Nein, würde sie nicht? Warum nicht? Hat kein Geld für Geldbußen? Kann selber keine deutsche Rechtschreibung? Hat nicht gelernt, wie man Kinder schulisch fördert? Muss putzen und drei weitere Kinder versorgen?

Also, das kann ich mir so nicht vorstellen! Denn wenn ich mir das so vorstelle, muss ich zu dem Schluss kommen, dass Strafen statt Helfen das falsche Rezept ist. Helfen würde bedeuten, dass öffentliche Einrichtungen kompensieren, was Eltern aus verschiedenen Gründen nicht leisten können. Und dass öffentliche Einrichtungen Eltern aufzuklären versuchen und ihnen unter die Arme greifen.

Klingt verdammt mühsam. Und teuer. Da gehe ich doch lieber davon aus, dass ein Entzug der Familienbeihilfe die Ergüns schlagartig in einen gepflegten Mittelschichthaushalt verwandelt, der weiß, was es mit dem Erreichen von Bildungszielen auf sich hat.

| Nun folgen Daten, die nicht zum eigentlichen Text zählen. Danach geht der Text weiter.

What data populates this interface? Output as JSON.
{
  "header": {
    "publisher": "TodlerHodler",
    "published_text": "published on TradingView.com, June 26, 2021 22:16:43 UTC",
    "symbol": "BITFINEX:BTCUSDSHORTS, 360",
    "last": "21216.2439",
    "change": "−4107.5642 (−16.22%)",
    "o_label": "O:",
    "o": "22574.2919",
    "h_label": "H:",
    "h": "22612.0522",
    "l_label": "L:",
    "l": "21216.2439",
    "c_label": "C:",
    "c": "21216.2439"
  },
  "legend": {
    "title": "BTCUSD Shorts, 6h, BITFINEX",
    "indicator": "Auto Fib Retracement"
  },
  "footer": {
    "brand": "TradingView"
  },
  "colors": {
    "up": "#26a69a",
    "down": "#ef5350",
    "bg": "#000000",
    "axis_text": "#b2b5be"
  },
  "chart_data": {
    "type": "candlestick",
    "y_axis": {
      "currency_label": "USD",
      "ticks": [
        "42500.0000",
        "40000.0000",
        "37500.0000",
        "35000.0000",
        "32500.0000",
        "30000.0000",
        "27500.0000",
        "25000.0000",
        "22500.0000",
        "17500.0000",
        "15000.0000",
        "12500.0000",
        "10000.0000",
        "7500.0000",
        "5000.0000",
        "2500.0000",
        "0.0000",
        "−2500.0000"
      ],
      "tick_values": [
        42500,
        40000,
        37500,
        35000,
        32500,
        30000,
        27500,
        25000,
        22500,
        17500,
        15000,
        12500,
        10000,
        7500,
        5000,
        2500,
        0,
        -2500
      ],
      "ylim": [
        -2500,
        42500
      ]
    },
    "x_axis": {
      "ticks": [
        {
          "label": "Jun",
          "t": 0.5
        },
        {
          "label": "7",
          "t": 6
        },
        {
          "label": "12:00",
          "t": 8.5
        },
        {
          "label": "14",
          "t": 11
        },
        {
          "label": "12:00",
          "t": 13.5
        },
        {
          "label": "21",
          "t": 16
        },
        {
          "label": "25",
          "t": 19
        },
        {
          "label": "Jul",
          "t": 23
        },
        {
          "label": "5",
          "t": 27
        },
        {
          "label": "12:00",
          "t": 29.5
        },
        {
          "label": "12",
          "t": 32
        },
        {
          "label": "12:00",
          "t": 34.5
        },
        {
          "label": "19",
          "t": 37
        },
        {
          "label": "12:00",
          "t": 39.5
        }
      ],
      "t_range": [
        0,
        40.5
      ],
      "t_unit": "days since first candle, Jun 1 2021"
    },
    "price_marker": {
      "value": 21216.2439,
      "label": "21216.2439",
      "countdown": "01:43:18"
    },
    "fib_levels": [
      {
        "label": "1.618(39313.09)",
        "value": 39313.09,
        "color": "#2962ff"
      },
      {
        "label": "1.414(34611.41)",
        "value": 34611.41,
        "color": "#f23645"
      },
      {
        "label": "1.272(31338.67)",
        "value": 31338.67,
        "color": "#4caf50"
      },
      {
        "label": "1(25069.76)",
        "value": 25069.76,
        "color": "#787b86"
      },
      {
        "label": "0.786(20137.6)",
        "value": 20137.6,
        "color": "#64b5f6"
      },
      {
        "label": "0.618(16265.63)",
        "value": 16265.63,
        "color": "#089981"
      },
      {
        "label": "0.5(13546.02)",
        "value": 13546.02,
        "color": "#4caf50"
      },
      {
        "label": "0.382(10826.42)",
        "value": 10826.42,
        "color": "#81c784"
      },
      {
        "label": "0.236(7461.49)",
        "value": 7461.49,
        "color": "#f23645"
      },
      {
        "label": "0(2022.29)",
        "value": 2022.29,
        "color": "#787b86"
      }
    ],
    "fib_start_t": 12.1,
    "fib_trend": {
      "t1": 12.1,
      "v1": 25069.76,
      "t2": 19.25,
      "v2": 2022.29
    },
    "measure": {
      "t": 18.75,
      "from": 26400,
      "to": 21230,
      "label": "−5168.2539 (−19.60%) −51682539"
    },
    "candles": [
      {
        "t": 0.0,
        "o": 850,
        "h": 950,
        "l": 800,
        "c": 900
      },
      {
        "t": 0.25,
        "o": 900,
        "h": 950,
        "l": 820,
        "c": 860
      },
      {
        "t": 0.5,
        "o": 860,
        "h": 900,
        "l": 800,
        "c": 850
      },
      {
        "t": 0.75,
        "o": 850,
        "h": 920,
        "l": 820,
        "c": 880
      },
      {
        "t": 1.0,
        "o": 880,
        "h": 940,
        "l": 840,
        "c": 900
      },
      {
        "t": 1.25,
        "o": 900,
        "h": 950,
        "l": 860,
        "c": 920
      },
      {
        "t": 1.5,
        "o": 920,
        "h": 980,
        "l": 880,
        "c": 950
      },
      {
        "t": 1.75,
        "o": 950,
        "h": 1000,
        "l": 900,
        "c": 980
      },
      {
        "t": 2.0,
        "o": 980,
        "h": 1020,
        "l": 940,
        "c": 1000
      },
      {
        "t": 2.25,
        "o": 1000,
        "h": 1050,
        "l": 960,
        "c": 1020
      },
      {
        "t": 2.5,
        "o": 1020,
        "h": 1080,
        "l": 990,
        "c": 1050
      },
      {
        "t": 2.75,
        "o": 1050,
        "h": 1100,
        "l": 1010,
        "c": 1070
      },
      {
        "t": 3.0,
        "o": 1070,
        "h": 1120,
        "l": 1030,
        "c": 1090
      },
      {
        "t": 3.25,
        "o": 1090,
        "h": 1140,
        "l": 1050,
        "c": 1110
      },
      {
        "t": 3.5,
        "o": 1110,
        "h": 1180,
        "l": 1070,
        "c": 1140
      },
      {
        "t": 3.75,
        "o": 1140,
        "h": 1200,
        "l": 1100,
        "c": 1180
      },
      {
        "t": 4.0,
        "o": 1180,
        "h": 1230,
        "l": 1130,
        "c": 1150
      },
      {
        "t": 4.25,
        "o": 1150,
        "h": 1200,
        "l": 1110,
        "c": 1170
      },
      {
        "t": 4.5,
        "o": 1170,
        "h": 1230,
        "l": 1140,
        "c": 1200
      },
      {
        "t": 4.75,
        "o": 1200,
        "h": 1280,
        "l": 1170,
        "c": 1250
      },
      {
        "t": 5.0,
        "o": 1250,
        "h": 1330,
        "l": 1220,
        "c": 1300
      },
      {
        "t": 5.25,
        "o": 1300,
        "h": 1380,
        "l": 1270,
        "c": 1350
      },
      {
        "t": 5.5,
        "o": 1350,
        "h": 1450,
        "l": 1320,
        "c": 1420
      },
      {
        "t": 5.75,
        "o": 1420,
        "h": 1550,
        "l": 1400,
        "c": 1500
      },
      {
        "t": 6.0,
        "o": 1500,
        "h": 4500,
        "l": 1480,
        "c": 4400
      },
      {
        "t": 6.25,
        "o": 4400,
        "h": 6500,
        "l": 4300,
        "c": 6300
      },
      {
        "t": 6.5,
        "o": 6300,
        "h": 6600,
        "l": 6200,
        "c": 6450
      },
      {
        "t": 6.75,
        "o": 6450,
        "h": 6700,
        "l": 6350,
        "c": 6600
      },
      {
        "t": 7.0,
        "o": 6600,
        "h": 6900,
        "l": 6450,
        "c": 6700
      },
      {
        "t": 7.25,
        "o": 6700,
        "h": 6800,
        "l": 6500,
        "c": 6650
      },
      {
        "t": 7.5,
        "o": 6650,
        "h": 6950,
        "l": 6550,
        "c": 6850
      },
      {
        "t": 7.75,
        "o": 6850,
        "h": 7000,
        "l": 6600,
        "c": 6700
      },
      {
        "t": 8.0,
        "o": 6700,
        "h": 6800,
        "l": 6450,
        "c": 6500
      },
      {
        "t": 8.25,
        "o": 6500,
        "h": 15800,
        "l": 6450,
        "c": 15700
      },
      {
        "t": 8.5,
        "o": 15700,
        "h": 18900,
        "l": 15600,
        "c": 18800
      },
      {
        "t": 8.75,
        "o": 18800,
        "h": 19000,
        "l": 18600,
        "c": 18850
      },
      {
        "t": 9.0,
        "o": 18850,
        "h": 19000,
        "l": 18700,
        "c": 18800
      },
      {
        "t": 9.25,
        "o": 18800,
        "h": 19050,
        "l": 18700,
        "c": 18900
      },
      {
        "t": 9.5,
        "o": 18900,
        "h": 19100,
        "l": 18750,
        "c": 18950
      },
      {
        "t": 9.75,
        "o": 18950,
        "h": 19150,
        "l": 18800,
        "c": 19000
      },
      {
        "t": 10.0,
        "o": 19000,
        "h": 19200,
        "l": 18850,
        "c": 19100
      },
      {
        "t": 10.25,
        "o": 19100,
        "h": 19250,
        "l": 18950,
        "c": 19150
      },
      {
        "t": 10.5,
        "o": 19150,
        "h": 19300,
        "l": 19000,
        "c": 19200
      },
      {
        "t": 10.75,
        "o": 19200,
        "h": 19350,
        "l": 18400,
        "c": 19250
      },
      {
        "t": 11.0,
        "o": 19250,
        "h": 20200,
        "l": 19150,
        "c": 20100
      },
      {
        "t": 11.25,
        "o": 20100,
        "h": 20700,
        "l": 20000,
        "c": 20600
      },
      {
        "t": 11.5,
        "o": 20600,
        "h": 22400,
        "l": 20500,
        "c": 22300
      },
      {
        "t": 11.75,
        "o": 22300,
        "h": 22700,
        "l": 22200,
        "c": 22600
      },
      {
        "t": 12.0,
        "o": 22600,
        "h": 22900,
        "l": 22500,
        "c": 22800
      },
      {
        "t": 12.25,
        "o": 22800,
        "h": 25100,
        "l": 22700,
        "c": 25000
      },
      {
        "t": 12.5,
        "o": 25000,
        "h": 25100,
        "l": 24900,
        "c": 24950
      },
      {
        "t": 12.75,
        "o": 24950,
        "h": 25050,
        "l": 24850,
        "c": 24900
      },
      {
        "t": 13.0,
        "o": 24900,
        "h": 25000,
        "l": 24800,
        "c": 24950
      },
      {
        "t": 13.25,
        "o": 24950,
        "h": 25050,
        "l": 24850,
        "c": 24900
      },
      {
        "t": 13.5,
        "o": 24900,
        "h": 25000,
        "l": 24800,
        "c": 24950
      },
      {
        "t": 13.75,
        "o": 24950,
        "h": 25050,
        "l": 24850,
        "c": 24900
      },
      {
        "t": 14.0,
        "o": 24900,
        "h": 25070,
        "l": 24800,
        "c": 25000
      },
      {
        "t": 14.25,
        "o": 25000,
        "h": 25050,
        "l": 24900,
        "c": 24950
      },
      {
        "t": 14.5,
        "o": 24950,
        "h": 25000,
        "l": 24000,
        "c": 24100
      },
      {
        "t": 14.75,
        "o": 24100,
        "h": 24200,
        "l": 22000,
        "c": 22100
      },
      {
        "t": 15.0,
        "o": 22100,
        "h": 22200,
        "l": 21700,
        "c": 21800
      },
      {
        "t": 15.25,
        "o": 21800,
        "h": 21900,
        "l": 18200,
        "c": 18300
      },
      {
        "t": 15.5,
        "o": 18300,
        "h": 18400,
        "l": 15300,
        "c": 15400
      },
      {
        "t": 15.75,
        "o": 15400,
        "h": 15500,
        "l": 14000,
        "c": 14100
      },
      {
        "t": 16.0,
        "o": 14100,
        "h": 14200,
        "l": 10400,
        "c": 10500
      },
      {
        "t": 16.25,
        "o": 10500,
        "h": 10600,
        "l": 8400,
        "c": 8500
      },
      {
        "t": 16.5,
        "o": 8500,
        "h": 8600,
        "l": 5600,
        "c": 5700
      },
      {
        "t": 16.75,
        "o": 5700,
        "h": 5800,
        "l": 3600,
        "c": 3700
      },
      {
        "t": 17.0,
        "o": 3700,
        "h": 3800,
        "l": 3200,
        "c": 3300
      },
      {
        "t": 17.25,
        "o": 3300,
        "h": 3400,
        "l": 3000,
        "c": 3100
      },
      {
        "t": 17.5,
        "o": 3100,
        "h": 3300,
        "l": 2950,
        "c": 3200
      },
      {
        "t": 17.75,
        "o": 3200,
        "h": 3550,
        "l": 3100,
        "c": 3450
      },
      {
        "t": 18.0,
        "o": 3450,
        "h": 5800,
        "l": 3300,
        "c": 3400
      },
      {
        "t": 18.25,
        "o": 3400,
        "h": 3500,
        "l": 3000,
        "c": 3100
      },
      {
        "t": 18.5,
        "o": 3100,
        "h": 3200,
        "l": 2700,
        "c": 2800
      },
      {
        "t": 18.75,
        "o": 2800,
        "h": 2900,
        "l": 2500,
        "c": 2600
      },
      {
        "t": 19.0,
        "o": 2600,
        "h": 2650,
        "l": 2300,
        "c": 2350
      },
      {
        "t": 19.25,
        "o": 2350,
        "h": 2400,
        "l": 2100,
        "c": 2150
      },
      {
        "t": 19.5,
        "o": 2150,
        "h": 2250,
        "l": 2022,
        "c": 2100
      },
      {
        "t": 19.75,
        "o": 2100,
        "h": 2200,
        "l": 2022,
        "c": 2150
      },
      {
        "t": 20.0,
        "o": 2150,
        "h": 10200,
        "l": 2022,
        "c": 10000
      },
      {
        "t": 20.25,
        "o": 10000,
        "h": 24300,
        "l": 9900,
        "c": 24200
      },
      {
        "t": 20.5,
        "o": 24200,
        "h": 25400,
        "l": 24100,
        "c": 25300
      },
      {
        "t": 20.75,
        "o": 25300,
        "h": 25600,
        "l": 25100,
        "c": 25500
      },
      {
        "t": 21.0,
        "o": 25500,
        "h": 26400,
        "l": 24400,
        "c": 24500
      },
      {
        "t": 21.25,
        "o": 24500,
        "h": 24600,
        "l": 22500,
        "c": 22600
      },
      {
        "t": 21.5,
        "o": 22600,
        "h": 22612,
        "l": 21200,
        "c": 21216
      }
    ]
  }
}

Also gut, jetzt im Ernst: Ja, es gibt in unserem Land Kinder und Jugendliche – mit, aber auch ohne migrantischen Hintergrund –, deren Familien in Sachen Erziehung mehr oder weniger versagen. Das ist bedauerlich und sollte nicht einfach hingenommen werden. Aber was in der letzten Zeit so an Politikerideen aufgetaucht ist, um Integrationsunwilligkeit zu ahnden – von Geldbußen für Eltern über eine öffentliche Demütigung der Kinder (die, so der Außenminister, strafhalber Sozialdienste an den Schulen übernehmen sollen) bis zum Streichen der Familienbeihilfe (ein Einfall der FPÖ) –, geht an der Lebensrealität der Betroffenen vorbei und würde an deren Bewusstseinsstand genau gar nichts ändern. Strafen bis zu 1000 Euro schlug Minister Kurz für Eltern vor, die Einladungen aus der Schule nicht nachkommen. Wie schätzt er die Einkommenslage dieser Eltern wohl ein? Will er ihr Augartenservice oder ihr Tafelsilber beschlagnahmen, falls sie nicht zahlen? Und mobilisiert so eine Bestrafung ihre bisher boshaft unterdrückten pädagogischen und didaktischen Fähigkeiten? Irgendwie fragt man sich schon, wie ahnungslos Politiker den Lebensumständen großer Bevölkerungsgruppen gegenüberstehen dürfen.